Follow the East Tamar Highway north out of Launceston, past the river's wide bends and the vineyard signs, and the road eventually delivers you to Mount Direction and Aunita Cherries. It's the kind of place best visited with a wide-brimmed hat and no particular hurry, from December through to February, when the season is running and the trees are heavy with fruit. The orchard opens daily, from nine until six or until the day's cherries run out — a policy that says something about how quickly a good crop moves once word gets around.

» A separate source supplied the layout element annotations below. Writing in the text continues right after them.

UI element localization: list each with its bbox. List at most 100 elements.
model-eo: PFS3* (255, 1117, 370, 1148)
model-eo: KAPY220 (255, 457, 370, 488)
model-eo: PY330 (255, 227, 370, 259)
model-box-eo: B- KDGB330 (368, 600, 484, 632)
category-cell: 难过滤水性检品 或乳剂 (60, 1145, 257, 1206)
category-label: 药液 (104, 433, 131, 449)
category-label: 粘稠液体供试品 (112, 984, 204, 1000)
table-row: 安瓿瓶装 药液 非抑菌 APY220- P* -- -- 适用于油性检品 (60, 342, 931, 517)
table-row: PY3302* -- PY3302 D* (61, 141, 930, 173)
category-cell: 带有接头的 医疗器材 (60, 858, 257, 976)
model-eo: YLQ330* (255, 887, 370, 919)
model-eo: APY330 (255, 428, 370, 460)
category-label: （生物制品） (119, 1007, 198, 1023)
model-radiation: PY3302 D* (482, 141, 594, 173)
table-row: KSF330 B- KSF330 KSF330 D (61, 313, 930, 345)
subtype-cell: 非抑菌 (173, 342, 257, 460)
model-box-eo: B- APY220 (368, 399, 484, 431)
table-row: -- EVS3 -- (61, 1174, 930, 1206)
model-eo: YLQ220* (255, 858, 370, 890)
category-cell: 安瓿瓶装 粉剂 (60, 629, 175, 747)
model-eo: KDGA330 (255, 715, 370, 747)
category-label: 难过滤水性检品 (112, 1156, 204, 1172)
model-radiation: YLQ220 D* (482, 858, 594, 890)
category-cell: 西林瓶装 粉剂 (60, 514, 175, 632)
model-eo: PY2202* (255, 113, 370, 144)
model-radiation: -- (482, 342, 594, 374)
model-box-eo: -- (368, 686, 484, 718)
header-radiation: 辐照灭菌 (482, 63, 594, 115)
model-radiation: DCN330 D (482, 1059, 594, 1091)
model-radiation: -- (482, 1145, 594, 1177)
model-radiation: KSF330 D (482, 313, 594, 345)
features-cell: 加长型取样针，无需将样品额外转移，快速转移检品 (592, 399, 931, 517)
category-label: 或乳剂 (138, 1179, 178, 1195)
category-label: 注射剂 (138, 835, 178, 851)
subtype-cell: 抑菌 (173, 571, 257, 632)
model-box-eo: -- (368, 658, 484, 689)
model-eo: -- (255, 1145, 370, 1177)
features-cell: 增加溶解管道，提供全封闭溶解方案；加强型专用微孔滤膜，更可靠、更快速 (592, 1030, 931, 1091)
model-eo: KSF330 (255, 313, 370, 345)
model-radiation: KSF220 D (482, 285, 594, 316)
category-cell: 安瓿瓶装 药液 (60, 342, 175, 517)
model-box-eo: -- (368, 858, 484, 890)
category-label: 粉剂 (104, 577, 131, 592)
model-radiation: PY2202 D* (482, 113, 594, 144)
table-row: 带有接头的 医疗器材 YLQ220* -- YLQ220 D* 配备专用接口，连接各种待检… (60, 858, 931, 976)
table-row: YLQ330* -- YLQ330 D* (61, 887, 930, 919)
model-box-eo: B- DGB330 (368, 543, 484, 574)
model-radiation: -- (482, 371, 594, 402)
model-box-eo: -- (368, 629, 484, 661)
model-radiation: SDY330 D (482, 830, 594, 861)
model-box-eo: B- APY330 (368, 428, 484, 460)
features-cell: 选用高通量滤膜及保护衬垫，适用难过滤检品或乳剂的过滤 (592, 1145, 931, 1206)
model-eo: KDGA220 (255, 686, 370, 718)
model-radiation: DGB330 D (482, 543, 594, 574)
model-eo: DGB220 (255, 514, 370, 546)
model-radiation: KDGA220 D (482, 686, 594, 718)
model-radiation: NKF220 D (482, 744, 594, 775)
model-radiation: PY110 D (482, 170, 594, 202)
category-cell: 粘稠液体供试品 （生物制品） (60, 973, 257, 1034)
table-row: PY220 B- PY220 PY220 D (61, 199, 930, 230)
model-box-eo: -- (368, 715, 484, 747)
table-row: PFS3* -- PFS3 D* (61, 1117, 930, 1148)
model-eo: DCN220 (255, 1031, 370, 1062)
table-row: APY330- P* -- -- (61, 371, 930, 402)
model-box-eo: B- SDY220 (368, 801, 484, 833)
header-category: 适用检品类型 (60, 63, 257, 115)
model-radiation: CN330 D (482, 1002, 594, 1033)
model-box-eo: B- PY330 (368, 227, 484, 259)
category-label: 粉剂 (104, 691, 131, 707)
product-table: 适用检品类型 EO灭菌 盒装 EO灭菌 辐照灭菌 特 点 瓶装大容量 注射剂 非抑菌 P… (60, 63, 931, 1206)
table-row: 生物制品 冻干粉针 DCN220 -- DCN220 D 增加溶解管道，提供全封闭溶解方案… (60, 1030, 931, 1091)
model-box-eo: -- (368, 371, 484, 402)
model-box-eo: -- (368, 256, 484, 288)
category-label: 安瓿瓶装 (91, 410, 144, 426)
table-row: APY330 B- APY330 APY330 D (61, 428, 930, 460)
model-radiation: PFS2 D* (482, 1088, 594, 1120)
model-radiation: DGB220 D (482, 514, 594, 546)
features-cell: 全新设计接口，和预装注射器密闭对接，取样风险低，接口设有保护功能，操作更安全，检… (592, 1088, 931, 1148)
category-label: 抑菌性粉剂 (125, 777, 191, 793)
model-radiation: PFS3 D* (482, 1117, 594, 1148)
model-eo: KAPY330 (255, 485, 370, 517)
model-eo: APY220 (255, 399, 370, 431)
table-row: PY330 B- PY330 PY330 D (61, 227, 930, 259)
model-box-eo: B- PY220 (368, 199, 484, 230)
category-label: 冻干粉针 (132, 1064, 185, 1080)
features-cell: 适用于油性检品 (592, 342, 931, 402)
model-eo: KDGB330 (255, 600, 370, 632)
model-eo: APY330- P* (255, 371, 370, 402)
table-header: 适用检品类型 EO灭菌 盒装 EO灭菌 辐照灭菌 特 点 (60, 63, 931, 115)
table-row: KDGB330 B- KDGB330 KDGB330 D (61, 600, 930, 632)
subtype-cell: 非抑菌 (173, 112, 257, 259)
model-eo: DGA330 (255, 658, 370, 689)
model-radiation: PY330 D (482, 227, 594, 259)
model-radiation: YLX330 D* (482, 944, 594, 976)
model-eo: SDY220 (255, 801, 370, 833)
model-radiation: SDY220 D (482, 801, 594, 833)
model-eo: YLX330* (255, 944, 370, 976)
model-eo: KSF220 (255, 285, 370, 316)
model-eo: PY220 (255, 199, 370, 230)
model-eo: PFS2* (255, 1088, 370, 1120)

The appeal here is direct and unfussy: at selected times through the season, visitors can walk the rows and pick their own cherries straight from the branch, still warm from the sun, in a stretch of the Tamar Valley known for exactly this kind of fertile, river-cooled ground. For those who'd rather not do the reaching and gathering themselves, pre-picked cherries are sold on-site too, so there's no wrong way to leave with a box of them. It's a rare kind of outing — equal parts orchard visit and small pilgrimage — that rewards you with fruit you've chosen yourself, off trees you can see stretching down toward the highway and the water beyond.
Aunita Cherries is a family-owned operation, its orchard established decades ago and still very much a working one, now turning its attention to building a name for itself beyond the valley, sending cherries out across Australia and further afield. But the heart of it remains what happens on-site during those short summer months: a straightforward invitation to come out, wander the rows, and taste Tasmanian cherries at their freshest, picked by hand, largely by your own.